Shoe Carnival reports record results for Q2
Shoe Carnival, Inc., a leading retailer of value-priced footwear and accessories, announced net sales and earnings for the second quarter ended July 31, 2010.
Net sales for the second quarter of 2010 increased 8.2 percent to $165.4 million from $152.8 million for the second quarter of 2009. Comparable store sales for the thirteen-week period ended July 31, 2010 increased 8.3 percent.
Net earnings for the second quarter increased 319 percent to $4.1 million compared to $982,000 for the second quarter of 2009. Diluted earnings per share for the quarter increased to $0.32 compared to $0.08 in the prior year second quarter. Included in the $0.32 per diluted share was a $0.04 benefit resulting from a favorable resolution of a state tax position.
The gross profit margin for the second quarter increased 1.5 percent to 28.3 percent compared to 26.8 percent for the second quarter of the prior year. The merchandise margin increased 1.0 percent. The Company's buying, distribution and occupancy costs decreased 0.5 percent, as a percentage of sales, due to the leverage associated with comparable store sales increases.
Selling, general and administrative expenses for the second quarter increased $1.7 million to $40.8 million; however, as a percentage of sales, these expenses decreased to 24.7 percent compared to 25.6 percent in the second quarter of 2009.
Speaking on the results, Mark Lemond, president and chief executive officer said, "I am pleased to report that in the second quarter we were able to take advantage of consumer demand across each broad merchandise category and in every operations region. Our strong quarterly sales performance, when combined with a higher gross profit margin and controlled expenses, resulted in record second quarter earnings. While toning footwear was a key driver of our sales for the quarter, our non-athletic footwear, particularly sandals and other types of casual footwear for the family were also significant drivers of our sales increase."
Mr. Lemond continued, "Our continued strong financial performance and today's positive footwear industry trends give us the confidence to remain optimistic about our outlook for the back-to-school sales season, which is traditionally our most important sales and earnings period.
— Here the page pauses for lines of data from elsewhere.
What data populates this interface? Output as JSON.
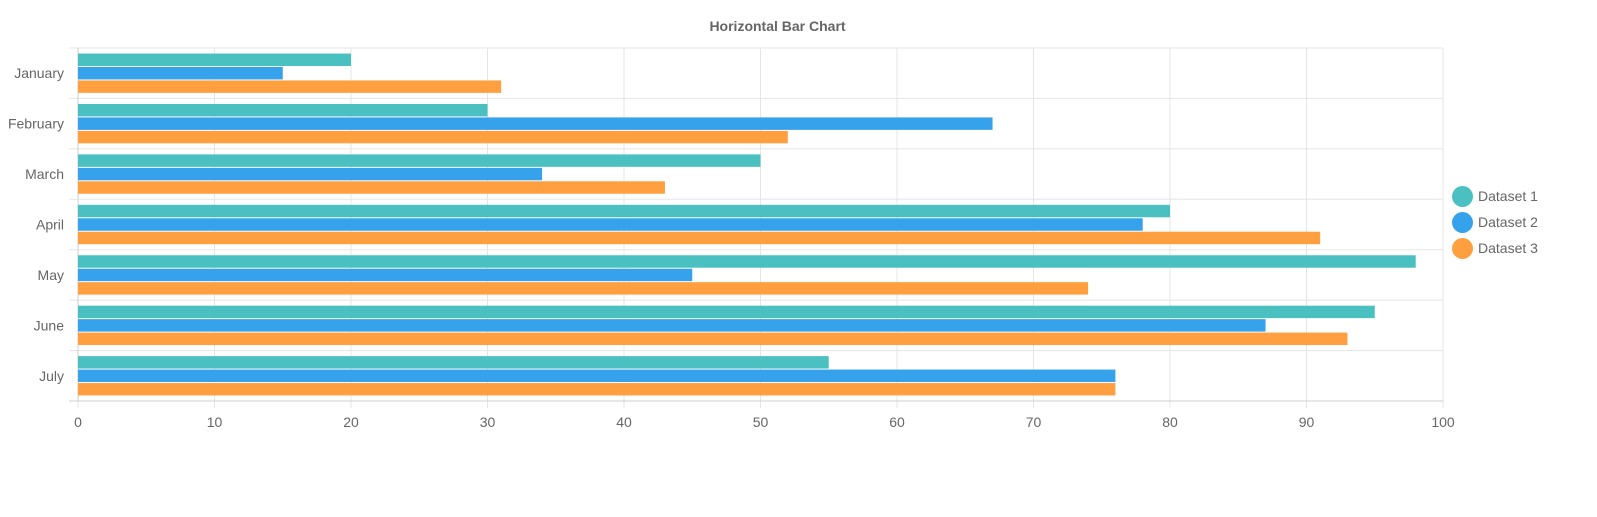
{
  "chart_data": {
    "type": "bar",
    "orientation": "horizontal",
    "title": "Horizontal Bar Chart",
    "xlabel": "",
    "ylabel": "",
    "xlim": [
      0,
      100
    ],
    "x_ticks": [
      "0",
      "10",
      "20",
      "30",
      "40",
      "50",
      "60",
      "70",
      "80",
      "90",
      "100"
    ],
    "grid": true,
    "legend_position": "right",
    "categories": [
      "January",
      "February",
      "March",
      "April",
      "May",
      "June",
      "July"
    ],
    "series": [
      {
        "name": "Dataset 1",
        "color": "#4bc0c0",
        "values": [
          20,
          30,
          50,
          80,
          98,
          95,
          55
        ]
      },
      {
        "name": "Dataset 2",
        "color": "#36a2eb",
        "values": [
          15,
          67,
          34,
          78,
          45,
          87,
          76
        ]
      },
      {
        "name": "Dataset 3",
        "color": "#ff9f40",
        "values": [
          31,
          52,
          43,
          91,
          74,
          93,
          76
        ]
      }
    ]
  }
}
Comparable store sales for the first three weeks of August have increased approximately 6 percent, on top of an increase of 11 percent for the same period last year."
Net sales during the first six months of 2010 increased $34.7 million to $354.9 million as compared to the same period last year. This sales increase was driven primarily by a comparable store sales increase of 10.8 percent. Net earnings for the first half of 2010 were $13.4 million, or $1.04 per diluted share, compared with net earnings of $5.1 million, or $0.41 per diluted share, in the first half of last year.
Included in the diluted earnings per share for the first six monthsthis year was a $0.06 charge for store closing and impairment costs and a $0.04 benefit resulting from a favorable resolution of a state tax position. The gross profit margin for the first six months of 2010 was 29.9 percent compared to 27.4 percent last year. Selling, general and administrative expenses, as a percentage of sales, were 24.0 percent for the first six months of 2010 as compared to 24.7 percent in the first six months of 2009.